J.P.モルガンで働く5人の社員。
「一流のビジネスを一流の方法で実践する」の理念をもとに、グローバルに展開する外資系金融機関、J.P.モルガン。社員の経験や知識の幅を広げ、それぞれのキャリアに活かすべく、勤務地や部署の異動を可能とする「モビリティ」制度を設けている。自分なりのキャリア形成につながるこの制度、5人の経験者にその活かし方を聞いた。
さらに強まる「成長したい」という思い
もともと「いつかは海外でも通用する知識や仕事のやり方を身に付けたい」と思っていた。26歳のとき、「モビリティ」制度を利用し、ロンドンオフィスに異動した。
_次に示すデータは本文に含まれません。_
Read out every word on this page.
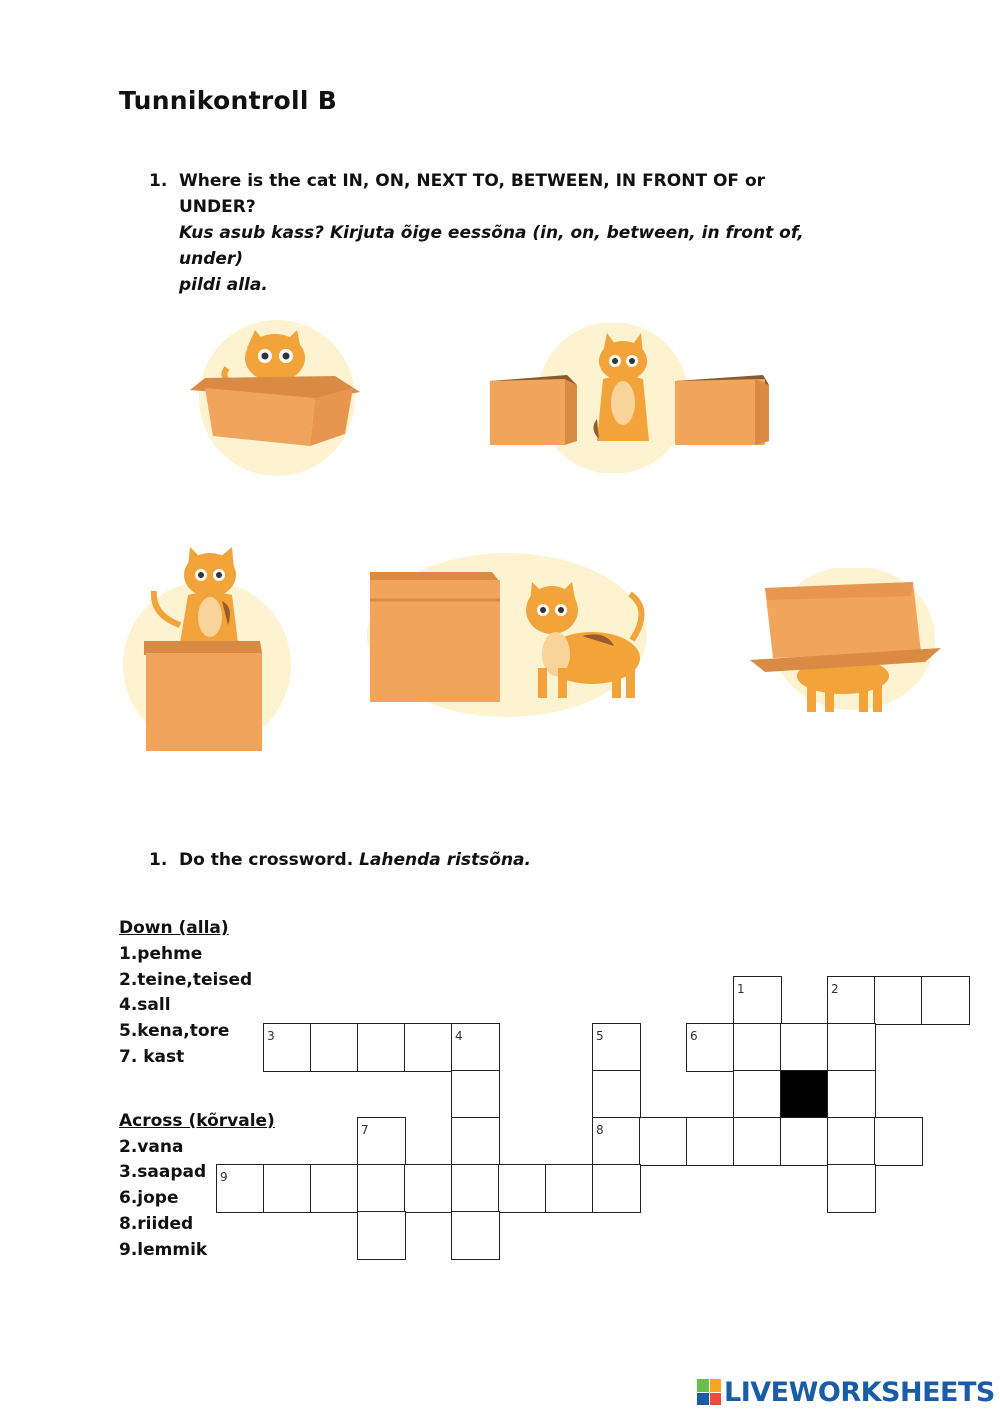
Tunnikontroll B
1. Where is the cat IN, ON, NEXT TO, BETWEEN, IN FRONT OF or
UNDER?
Kus asub kass? Kirjuta õige eessõna (in, on, between, in front of, under)
pildi alla.
1. Do the crossword. Lahenda ristsõna.
Down (alla)
1.pehme
2.teine,teised
4.sall
5.kena,tore
7. kast
Across (kõrvale)
2.vana
3.saapad
6.jope
8.riided
9.lemmik
1	2
3	4	5	6
7	8
9
LIVEWORKSHEETS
島津さんは「投資銀行部門」で企業のM&Aや資金調達をサポートする仕事をしている。世界の産業動向や国の政策など、深い知見と高度なスキルが必要とされる立場だ。
ロンドンオフィスではさまざまな国籍の社員が働いていた。そんな職場では、曖昧な指示を出してしまうと必ず「それはどういうことか」と聞き返された。非難されているのではなく、島津さんの指示を正確に理解するための質問だ。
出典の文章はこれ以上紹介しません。